O dia em que John morreu

Atualizado em 15 de novembro de 2012 às 10:11

Ainda hoje lembro como nós que o amávamos tanto tentávamos nos consolar uns aos outros

John Lennon

Long, long time ago, but I still can remember.

O verso inicial de American Pie, de Don McLean, sempre me ocorre quando penso em John Lennon.

Muito tempo atrás, mas ainda lembro o dia em que ele morreu.

Eu morava ainda na casa de meus pais, no Previdência, em São Paulo. Tinha 24 anos. Era manhã. Papai saíra com meu irmão temporão Kiko, de 12 anos. Eles ouviram a notícia no rádio, como era comum naqueles dias. Kiko me contou.

Os beatlemaníacos criaram instantaneamente uma corrente de solidariedade. Ligávamos uns para os outros, em busca de conforto. Tocava John no rádio o tempo todo. Pouco depois, começaram a aparecer as homenagens musicais a ele, em várias línguas. “Naquele dia em que ficamos tristes com Yoko” foi a música mais bonita que fizeram para ele no Brasil. Simone gravou. George primeiro, depois Paul também compuseram para John. “Here Today”, de Paul, é dos tributos o mais bonito, compreensivelmente. Paul canta “Here Today” na atual turnê, que passará pelo Brasil e recomendo vivamente.

Ouço John com frequência, sobretudo o John dos Beatles, jovem, sardônico, revoltado, a voz anasalada que é para mim a maior da história do rock, e talvez não só do rock. Entre todas as músicas que já ouvi na vida, “In My Life” é minha favorita. Gosto não apenas de ouvi-la mas de cantá-la, desajeitadamente, ao violão.

Fui quatro vezes a Liverpool, desde que vim para a Europa, e em todas elas passei pela casa em que John viveu mais que em qualquer outra na vida, a da Tia Mimi, e por Strawberry Fields. Meus três filhos, em diferentes ocasiões, acompanharam o pai na peregrinação a Liverpool. Na casa de John está a placa redonda azul que distingue alguém notável, e que os ingleses só colocam 20 anos depois da morte, para que o morto enfrente a última prova, a do tempo.

Sempre bato os olhos no lugar, ali pertinho, em que Julia, a mãe de John, morreu atropelada. Eles tinham se reaproximado, depois que John foi entregue à tia para que o criasse porque o pai era um aventureiro e a mãe irresponsável. Julia ainda teve tempo de ensinar banjo a John antes de ser atropelada.

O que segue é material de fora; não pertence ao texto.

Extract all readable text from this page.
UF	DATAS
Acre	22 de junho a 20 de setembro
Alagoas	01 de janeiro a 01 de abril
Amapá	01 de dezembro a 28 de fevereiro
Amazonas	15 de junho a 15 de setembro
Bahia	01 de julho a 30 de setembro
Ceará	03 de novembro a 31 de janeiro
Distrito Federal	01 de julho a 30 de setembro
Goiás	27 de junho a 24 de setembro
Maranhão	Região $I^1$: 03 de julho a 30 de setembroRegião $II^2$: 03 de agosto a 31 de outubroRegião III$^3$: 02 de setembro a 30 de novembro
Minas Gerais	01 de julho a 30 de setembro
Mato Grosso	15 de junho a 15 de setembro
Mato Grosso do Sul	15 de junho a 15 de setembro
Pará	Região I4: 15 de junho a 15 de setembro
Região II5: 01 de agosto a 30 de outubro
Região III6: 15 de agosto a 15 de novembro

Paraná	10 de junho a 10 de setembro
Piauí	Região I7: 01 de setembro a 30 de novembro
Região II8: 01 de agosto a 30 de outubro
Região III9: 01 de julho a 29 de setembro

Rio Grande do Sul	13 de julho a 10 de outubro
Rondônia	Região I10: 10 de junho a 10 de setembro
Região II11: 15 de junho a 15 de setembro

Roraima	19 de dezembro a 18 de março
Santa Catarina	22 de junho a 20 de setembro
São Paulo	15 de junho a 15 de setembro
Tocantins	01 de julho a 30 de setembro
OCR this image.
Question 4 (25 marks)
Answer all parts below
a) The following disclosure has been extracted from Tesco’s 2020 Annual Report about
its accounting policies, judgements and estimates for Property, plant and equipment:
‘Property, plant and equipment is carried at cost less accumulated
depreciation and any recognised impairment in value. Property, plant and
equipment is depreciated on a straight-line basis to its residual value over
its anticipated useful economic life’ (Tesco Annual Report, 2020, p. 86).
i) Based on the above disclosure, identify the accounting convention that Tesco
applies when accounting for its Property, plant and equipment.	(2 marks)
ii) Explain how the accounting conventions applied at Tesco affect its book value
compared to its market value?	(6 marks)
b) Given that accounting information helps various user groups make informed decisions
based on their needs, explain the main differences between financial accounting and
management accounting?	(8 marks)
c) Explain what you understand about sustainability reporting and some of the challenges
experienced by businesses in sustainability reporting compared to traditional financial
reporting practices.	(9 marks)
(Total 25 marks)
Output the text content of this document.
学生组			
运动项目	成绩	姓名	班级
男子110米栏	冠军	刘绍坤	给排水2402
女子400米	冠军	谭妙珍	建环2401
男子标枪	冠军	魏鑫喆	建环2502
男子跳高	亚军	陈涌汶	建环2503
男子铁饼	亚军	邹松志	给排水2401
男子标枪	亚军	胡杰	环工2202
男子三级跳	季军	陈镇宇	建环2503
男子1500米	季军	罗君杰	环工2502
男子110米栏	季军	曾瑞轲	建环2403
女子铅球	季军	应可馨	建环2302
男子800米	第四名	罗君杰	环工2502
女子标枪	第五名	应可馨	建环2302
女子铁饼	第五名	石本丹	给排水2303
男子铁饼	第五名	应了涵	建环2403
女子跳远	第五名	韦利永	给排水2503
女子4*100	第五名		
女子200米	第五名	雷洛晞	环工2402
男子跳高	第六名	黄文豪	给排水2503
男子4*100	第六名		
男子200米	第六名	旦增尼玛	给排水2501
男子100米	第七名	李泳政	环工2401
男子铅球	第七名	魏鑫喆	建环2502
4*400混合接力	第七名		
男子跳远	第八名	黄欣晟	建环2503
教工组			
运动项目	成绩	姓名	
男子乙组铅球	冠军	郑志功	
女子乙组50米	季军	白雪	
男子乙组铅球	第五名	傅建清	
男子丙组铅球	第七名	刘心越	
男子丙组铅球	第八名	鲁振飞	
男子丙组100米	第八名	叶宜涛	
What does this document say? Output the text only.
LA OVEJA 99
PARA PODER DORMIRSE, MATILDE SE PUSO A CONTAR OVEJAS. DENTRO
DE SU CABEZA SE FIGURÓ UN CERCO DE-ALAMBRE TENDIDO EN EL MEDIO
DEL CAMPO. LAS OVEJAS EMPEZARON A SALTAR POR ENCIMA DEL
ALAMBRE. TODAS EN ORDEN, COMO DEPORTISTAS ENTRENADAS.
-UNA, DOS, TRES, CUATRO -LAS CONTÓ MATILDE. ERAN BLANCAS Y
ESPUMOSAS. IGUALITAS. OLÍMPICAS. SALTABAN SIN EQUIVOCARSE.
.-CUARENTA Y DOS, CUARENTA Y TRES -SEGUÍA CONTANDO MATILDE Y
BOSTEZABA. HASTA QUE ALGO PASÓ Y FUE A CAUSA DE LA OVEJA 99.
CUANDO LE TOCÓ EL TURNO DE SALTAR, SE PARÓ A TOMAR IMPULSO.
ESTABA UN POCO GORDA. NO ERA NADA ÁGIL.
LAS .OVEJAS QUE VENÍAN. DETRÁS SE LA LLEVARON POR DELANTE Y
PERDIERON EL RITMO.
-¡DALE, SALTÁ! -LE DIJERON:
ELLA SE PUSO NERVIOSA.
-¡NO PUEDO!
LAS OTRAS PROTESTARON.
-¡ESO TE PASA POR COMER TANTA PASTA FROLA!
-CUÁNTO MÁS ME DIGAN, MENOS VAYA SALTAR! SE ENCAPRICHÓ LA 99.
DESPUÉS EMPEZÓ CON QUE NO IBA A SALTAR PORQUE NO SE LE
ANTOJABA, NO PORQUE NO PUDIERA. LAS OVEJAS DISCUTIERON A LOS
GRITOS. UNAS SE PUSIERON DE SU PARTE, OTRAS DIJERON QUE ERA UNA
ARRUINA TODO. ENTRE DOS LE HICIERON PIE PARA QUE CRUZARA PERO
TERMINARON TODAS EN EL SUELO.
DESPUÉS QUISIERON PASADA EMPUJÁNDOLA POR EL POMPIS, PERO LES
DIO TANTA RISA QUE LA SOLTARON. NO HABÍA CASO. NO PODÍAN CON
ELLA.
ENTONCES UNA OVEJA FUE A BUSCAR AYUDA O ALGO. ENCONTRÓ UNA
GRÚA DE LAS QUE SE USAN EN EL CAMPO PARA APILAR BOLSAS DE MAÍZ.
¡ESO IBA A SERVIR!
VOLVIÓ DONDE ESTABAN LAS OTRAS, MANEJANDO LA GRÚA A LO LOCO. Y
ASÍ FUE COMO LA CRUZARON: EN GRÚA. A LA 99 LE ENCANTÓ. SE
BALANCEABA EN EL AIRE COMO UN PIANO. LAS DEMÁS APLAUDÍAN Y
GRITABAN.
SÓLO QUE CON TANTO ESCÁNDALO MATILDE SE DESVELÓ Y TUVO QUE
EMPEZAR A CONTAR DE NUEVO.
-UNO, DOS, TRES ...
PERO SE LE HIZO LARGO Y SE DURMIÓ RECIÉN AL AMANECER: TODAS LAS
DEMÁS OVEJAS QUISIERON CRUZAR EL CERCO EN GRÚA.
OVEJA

O sentimento de rejeição tornou John infeliz e atormentado, mas ao mesmo tempo fez dele o gênio que foi. John é um daqueles casos que comprovam amplamente a vinculação entre a grande arte e a dor. Tivesse sido criado convencionalmente e tido uma vida normal entre pais de classe média, talvez estivesse agora aposentado jogando baralho em Liverpool.

Paul foi o moderador dos Beatles, George foi o menino prodígio que deu suporte musical a seus companheiros antes que estes virassem os bons músicos que seriam. Mas foi o tormento pessoal, intransferível, cruel de John que fez os Beatles romperem barreiras e destruírem limites até a última faixa do último disco.

Este texto foi publicado no Diário do Centro do Mundo em 10 de outubro de 2010.